# Anyone using sweet chestnut?



## Sianita (19 Feb 2017)

Just wondering if anyone has used sweet chestnut or oak in their aquascapes and if so could you please share some pics with me? 
I have a few gorgeous weathered peices and I have seen another 1 perfecr for my first low tech tank so I'm looking for any inspiration and advice on prep please.


----------



## castle (20 Feb 2017)

No pictures, but Oak is fine, Chestnut (I think that's a hardwood) too. But wood ideally should be dried, weathered can allow fungi to grow etc, which is no good for you tank.


----------



## zozo (20 Feb 2017)

Oak is pretty common..
https://www.google.com.co/#q=oak+site:ukaps.org
 Sweet chestnut i have no idea, tho i got one (Castanea dentata) hanging over and ruining my garden and pond all year long (nasty bugger).

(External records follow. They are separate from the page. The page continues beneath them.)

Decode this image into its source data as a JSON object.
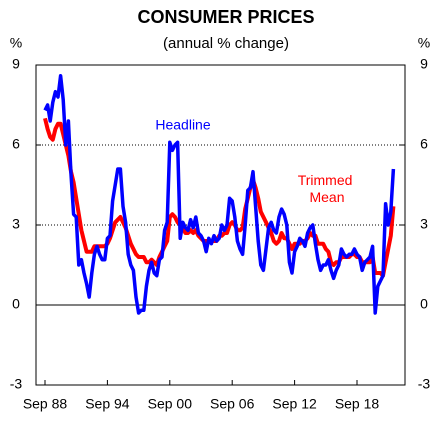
{
  "chart_data": {
    "type": "line",
    "title": "CONSUMER PRICES",
    "subtitle": "(annual % change)",
    "y_label": "%",
    "y2_label": "%",
    "categories": [
      "Sep 88",
      null,
      null,
      null,
      null,
      null,
      null,
      null,
      null,
      null,
      null,
      null,
      null,
      null,
      null,
      null,
      null,
      null,
      null,
      null,
      null,
      null,
      null,
      null,
      "Sep 94",
      null,
      null,
      null,
      null,
      null,
      null,
      null,
      null,
      null,
      null,
      null,
      null,
      null,
      null,
      null,
      null,
      null,
      null,
      null,
      null,
      null,
      null,
      null,
      "Sep 00",
      null,
      null,
      null,
      null,
      null,
      null,
      null,
      null,
      null,
      null,
      null,
      null,
      null,
      null,
      null,
      null,
      null,
      null,
      null,
      null,
      null,
      null,
      null,
      "Sep 06",
      null,
      null,
      null,
      null,
      null,
      null,
      null,
      null,
      null,
      null,
      null,
      null,
      null,
      null,
      null,
      null,
      null,
      null,
      null,
      null,
      null,
      null,
      null,
      "Sep 12",
      null,
      null,
      null,
      null,
      null,
      null,
      null,
      null,
      null,
      null,
      null,
      null,
      null,
      null,
      null,
      null,
      null,
      null,
      null,
      null,
      null,
      null,
      null,
      "Sep 18",
      null,
      null,
      null,
      null,
      null,
      null,
      null,
      null,
      null,
      null,
      null,
      null,
      null,
      null
    ],
    "series": [
      {
        "name": "Trimmed Mean",
        "color": "#ff0000",
        "values": [
          7.0,
          6.6,
          6.3,
          6.2,
          6.6,
          6.8,
          6.8,
          6.4,
          6.0,
          5.6,
          5.0,
          4.6,
          4.0,
          3.4,
          2.8,
          2.4,
          2.0,
          2.0,
          2.0,
          2.2,
          2.2,
          2.2,
          2.2,
          2.2,
          2.3,
          2.5,
          2.8,
          3.1,
          3.2,
          3.3,
          3.1,
          2.9,
          2.6,
          2.3,
          2.1,
          1.9,
          1.8,
          1.8,
          1.8,
          1.6,
          1.6,
          1.7,
          1.6,
          1.5,
          1.8,
          2.0,
          2.2,
          2.4,
          3.3,
          3.4,
          3.3,
          3.1,
          3.0,
          2.9,
          2.7,
          2.7,
          2.8,
          2.7,
          2.8,
          2.6,
          2.5,
          2.4,
          2.4,
          2.4,
          2.4,
          2.4,
          2.4,
          2.6,
          2.6,
          2.7,
          2.7,
          3.0,
          3.1,
          3.0,
          2.8,
          2.8,
          2.9,
          3.6,
          4.0,
          4.4,
          4.7,
          4.4,
          4.0,
          3.5,
          3.3,
          3.1,
          2.9,
          2.7,
          2.4,
          2.3,
          2.4,
          2.7,
          2.5,
          2.5,
          2.3,
          2.1,
          2.3,
          2.3,
          2.3,
          2.4,
          2.4,
          2.5,
          2.7,
          2.6,
          2.6,
          2.3,
          2.3,
          2.3,
          2.1,
          2.0,
          1.6,
          1.5,
          1.6,
          1.6,
          1.8,
          1.8,
          1.8,
          1.8,
          1.9,
          1.9,
          1.8,
          1.8,
          1.6,
          1.6,
          1.6,
          1.6,
          1.8,
          1.2,
          1.2,
          1.2,
          1.1,
          1.6,
          2.1,
          2.6,
          3.7
        ]
      },
      {
        "name": "Headline",
        "color": "#0000ff",
        "values": [
          7.3,
          7.5,
          6.9,
          7.6,
          8.0,
          7.8,
          8.6,
          7.7,
          6.0,
          6.9,
          4.9,
          3.4,
          3.3,
          1.5,
          1.7,
          1.2,
          0.8,
          0.3,
          1.2,
          1.9,
          2.2,
          1.9,
          1.7,
          1.7,
          2.5,
          2.6,
          3.9,
          4.5,
          5.1,
          5.1,
          3.7,
          3.1,
          1.9,
          1.5,
          1.3,
          0.3,
          -0.3,
          -0.2,
          -0.2,
          0.7,
          1.3,
          1.6,
          1.2,
          1.1,
          1.7,
          1.8,
          2.8,
          3.1,
          6.1,
          5.8,
          6.0,
          6.1,
          2.5,
          3.1,
          2.9,
          2.8,
          3.2,
          2.9,
          3.3,
          2.7,
          2.6,
          2.4,
          2.0,
          2.5,
          2.3,
          2.6,
          2.4,
          2.5,
          3.0,
          2.8,
          3.0,
          4.0,
          3.9,
          3.3,
          2.4,
          2.1,
          1.9,
          3.0,
          4.3,
          4.4,
          5.0,
          3.7,
          2.4,
          1.5,
          1.3,
          2.1,
          2.9,
          3.1,
          2.8,
          2.7,
          3.3,
          3.6,
          3.4,
          3.0,
          1.6,
          1.2,
          2.0,
          2.2,
          2.5,
          2.4,
          2.2,
          2.7,
          2.9,
          3.0,
          2.3,
          1.7,
          1.3,
          1.5,
          1.5,
          1.7,
          1.3,
          1.0,
          1.3,
          1.5,
          2.1,
          1.9,
          1.8,
          1.9,
          1.9,
          2.1,
          1.9,
          1.8,
          1.3,
          1.6,
          1.7,
          1.8,
          2.2,
          -0.3,
          0.7,
          0.9,
          1.1,
          3.8,
          3.0,
          3.5,
          5.1
        ]
      }
    ],
    "ylim": [
      -3,
      9
    ],
    "yticks": [
      -3,
      0,
      3,
      6,
      9
    ],
    "y2lim": [
      -3,
      9
    ],
    "y2ticks": [
      -3,
      0,
      3,
      6,
      9
    ],
    "grid": true
  }
}
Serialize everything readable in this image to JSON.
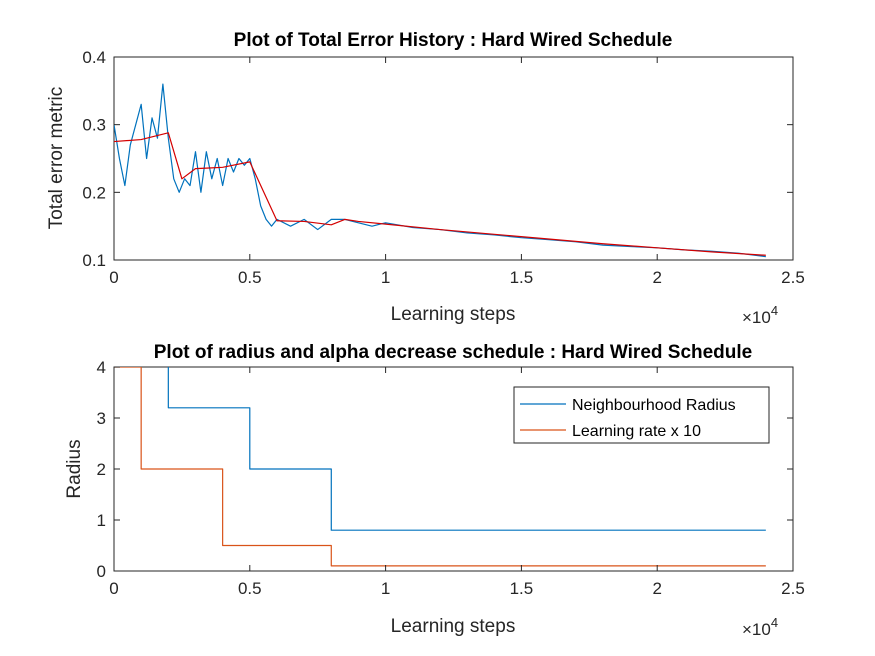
{
  "chart_data": [
    {
      "type": "line",
      "title": "Plot of Total Error History : Hard Wired Schedule",
      "xlabel": "Learning steps",
      "ylabel": "Total error metric",
      "xlim": [
        0,
        25000
      ],
      "ylim": [
        0.1,
        0.4
      ],
      "x_exponent_label": "×10",
      "x_exponent_power": "4",
      "xticks": [
        0,
        5000,
        10000,
        15000,
        20000,
        25000
      ],
      "xtick_labels": [
        "0",
        "0.5",
        "1",
        "1.5",
        "2",
        "2.5"
      ],
      "yticks": [
        0.1,
        0.2,
        0.3,
        0.4
      ],
      "ytick_labels": [
        "0.1",
        "0.2",
        "0.3",
        "0.4"
      ],
      "colors": {
        "raw": "#0072BD",
        "smoothed": "#D40000"
      },
      "series": [
        {
          "x": [
            0,
            200,
            400,
            600,
            800,
            1000,
            1200,
            1400,
            1600,
            1800,
            2000,
            2200,
            2400,
            2600,
            2800,
            3000,
            3200,
            3400,
            3600,
            3800,
            4000,
            4200,
            4400,
            4600,
            4800,
            5000,
            5200,
            5400,
            5600,
            5800,
            6000,
            6500,
            7000,
            7500,
            8000,
            8500,
            9000,
            9500,
            10000,
            11000,
            12000,
            13000,
            14000,
            15000,
            16000,
            17000,
            18000,
            19000,
            20000,
            21000,
            22000,
            23000,
            24000
          ],
          "y": [
            0.3,
            0.25,
            0.21,
            0.27,
            0.3,
            0.33,
            0.25,
            0.31,
            0.28,
            0.36,
            0.28,
            0.22,
            0.2,
            0.22,
            0.21,
            0.26,
            0.2,
            0.26,
            0.22,
            0.25,
            0.21,
            0.25,
            0.23,
            0.25,
            0.24,
            0.25,
            0.22,
            0.18,
            0.16,
            0.15,
            0.16,
            0.15,
            0.16,
            0.145,
            0.16,
            0.16,
            0.155,
            0.15,
            0.155,
            0.148,
            0.145,
            0.14,
            0.137,
            0.133,
            0.13,
            0.127,
            0.122,
            0.12,
            0.118,
            0.115,
            0.113,
            0.11,
            0.105
          ]
        },
        {
          "x": [
            0,
            1000,
            2000,
            2500,
            3000,
            3500,
            4000,
            5000,
            6000,
            7000,
            8000,
            8500,
            9000,
            10000,
            12000,
            14000,
            16000,
            18000,
            20000,
            22000,
            24000
          ],
          "y": [
            0.275,
            0.278,
            0.288,
            0.22,
            0.235,
            0.236,
            0.237,
            0.245,
            0.158,
            0.157,
            0.152,
            0.16,
            0.157,
            0.153,
            0.145,
            0.138,
            0.131,
            0.124,
            0.118,
            0.112,
            0.107
          ]
        }
      ]
    },
    {
      "type": "line",
      "title": "Plot of radius and alpha decrease schedule : Hard Wired Schedule",
      "xlabel": "Learning steps",
      "ylabel": "Radius",
      "xlim": [
        0,
        25000
      ],
      "ylim": [
        0,
        4
      ],
      "x_exponent_label": "×10",
      "x_exponent_power": "4",
      "xticks": [
        0,
        5000,
        10000,
        15000,
        20000,
        25000
      ],
      "xtick_labels": [
        "0",
        "0.5",
        "1",
        "1.5",
        "2",
        "2.5"
      ],
      "yticks": [
        0,
        1,
        2,
        3,
        4
      ],
      "ytick_labels": [
        "0",
        "1",
        "2",
        "3",
        "4"
      ],
      "legend_position": "top-right",
      "series": [
        {
          "name": "Neighbourhood Radius",
          "color": "#0072BD",
          "step": true,
          "x": [
            0,
            2000,
            5000,
            8000,
            24000
          ],
          "y": [
            5,
            3.2,
            2,
            0.8,
            0.8
          ]
        },
        {
          "name": "Learning rate x 10",
          "color": "#D95319",
          "step": true,
          "x": [
            0,
            1000,
            4000,
            8000,
            24000
          ],
          "y": [
            4,
            2,
            0.5,
            0.1,
            0.1
          ]
        }
      ]
    }
  ]
}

Regularly need to clear out the leaves, blossoms nuts with shells and all from the pond during the seasons. Never had any issues with the fish.. If all that is ok, i can not imagine the wood if stripped from bark beeing bad.


----------



## KipperSarnie (20 Feb 2017)

For furniture making Sweet Chestnut is not much different to Oak, in fact you would have to be pretty good to tell the difference.
Ok I know nought to do with this!


----------



## Sianita (25 Feb 2017)

Thanks very much for the replies folks! Sorry I didn't see them until now. I was waiting for notifications but I guess I don't get them on this forum :/ 
The peices I have are well and truly dry. I don't think they have ever been wet tbh so thay will take a lot of soaking.
They are called weathered by the seller because of the wrinkle effects throughout the branches. I will get photos in a min and let you see them.
The peices I have are aged so thats the only way I tell which are oak and which are chestnut (I double checked with the seller that it is sweet chestnut and not horse chestnut)


----------